Fehlende personelle und finanzielle Ressourcen
Demnach existieren keine eigenen Planstellen für den Beauftragten, und es wurden weder interne noch externe Mittel für die Ausübung der Aufgabe bereitgestellt. Die Behörde hat demnach weder Personal noch Budget für eigenständige Aktivitäten.
Keine externen Aufträge
Die Bundesregierung bestätigt, dass keine externen Dienstleister beauftragt wurden. Damit entfallen Kosten für Beratungs‑ oder Unterstützungsleistungen von Dritten.

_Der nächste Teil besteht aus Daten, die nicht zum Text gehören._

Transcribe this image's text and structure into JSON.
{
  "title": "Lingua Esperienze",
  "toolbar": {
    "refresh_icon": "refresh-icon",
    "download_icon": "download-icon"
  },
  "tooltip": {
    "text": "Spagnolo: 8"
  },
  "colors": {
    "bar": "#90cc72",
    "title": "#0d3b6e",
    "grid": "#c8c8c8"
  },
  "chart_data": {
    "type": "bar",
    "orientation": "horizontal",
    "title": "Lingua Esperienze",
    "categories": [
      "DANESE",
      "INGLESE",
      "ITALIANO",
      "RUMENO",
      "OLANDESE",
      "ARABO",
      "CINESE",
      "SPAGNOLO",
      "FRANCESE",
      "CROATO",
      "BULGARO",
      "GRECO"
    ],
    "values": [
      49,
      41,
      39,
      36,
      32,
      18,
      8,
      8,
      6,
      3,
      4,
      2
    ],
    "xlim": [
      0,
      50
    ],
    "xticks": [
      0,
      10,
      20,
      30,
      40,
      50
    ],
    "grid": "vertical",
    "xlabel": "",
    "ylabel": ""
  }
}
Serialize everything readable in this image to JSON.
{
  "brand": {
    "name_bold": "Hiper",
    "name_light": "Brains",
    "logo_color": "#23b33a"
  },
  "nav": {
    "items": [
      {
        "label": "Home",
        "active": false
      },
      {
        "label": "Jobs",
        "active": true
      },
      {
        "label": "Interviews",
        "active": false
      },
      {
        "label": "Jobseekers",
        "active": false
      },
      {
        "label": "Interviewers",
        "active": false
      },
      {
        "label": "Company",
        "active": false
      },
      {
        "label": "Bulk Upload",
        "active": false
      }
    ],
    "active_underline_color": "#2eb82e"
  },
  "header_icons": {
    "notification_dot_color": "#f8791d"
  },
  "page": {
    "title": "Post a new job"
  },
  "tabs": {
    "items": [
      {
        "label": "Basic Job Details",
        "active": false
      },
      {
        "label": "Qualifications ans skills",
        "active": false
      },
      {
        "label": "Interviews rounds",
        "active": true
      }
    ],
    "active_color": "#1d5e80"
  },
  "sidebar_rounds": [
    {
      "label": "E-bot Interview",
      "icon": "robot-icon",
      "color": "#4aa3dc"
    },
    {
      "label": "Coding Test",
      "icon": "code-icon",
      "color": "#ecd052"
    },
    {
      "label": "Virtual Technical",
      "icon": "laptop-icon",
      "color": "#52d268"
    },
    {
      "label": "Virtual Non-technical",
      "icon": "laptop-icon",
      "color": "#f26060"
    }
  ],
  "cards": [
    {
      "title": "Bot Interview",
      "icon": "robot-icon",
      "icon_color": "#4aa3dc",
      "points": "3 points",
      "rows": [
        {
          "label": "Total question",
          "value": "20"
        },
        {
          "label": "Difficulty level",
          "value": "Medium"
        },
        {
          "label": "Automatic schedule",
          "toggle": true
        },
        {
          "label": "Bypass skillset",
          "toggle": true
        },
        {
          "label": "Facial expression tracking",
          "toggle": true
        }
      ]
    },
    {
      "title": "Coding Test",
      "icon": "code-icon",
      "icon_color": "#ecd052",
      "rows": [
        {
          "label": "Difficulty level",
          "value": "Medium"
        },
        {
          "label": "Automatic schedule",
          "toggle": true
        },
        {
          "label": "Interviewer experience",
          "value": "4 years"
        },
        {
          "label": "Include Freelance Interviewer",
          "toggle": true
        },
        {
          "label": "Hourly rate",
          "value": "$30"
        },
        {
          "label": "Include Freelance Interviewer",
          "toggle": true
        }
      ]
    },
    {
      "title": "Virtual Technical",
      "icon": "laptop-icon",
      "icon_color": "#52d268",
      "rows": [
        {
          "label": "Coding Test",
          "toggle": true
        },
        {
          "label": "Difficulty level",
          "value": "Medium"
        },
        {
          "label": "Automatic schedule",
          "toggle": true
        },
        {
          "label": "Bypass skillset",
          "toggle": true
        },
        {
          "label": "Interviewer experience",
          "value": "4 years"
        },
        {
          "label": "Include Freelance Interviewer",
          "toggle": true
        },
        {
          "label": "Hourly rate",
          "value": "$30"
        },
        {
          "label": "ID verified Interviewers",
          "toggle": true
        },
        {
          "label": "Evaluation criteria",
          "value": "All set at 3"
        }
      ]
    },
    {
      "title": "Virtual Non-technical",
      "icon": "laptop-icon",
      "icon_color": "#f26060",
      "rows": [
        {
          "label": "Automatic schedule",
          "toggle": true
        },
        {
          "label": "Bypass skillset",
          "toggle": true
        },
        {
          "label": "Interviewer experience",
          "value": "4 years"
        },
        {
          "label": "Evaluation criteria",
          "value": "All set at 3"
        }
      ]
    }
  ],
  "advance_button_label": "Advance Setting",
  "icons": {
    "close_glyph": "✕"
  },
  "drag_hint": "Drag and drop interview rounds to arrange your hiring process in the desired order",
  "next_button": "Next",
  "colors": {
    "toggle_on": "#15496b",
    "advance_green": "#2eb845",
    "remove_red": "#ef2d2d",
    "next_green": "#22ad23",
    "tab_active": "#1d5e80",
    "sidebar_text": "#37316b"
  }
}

Keine Repräsentationskosten
Es fanden keine Dienstreisen statt, und es entstanden keine Ausgaben für Öffentlichkeitsarbeit. Der Beauftragte nutzt zudem keine Social‑Media‑Kanäle, sodass keine Kosten für digitale Kommunikation anfallen.
Keine Begleitung von Gesetzesvorhaben
Weiterhin wurde angegeben, dass keine Gesetzesvorhaben von dem Beauftragten begleitet wurden. Es gibt demnach keine Ausgaben im Zusammenhang mit der Vorbereitung oder Begleitung von parlamentarischen Initiativen.
Zusammenfassung der Tätigkeit
Als einzige aktivitätsbezogene Maßnahme nennt die Regierung die Erteilung von Auskünften im Rahmen der gesetzlichen Aufgaben. Die Tätigkeit diene vollständig der Erfüllung einer gesetzlich festgelegten Aufgabe, ohne darüber hinausgehende Ressourcen zu beanspruchen.Dieser Bericht basiert auf Informationen von Deutscher Bundestag, lizenziert unter Amtliches Werk gem. § 5 UrhG (Deutschland).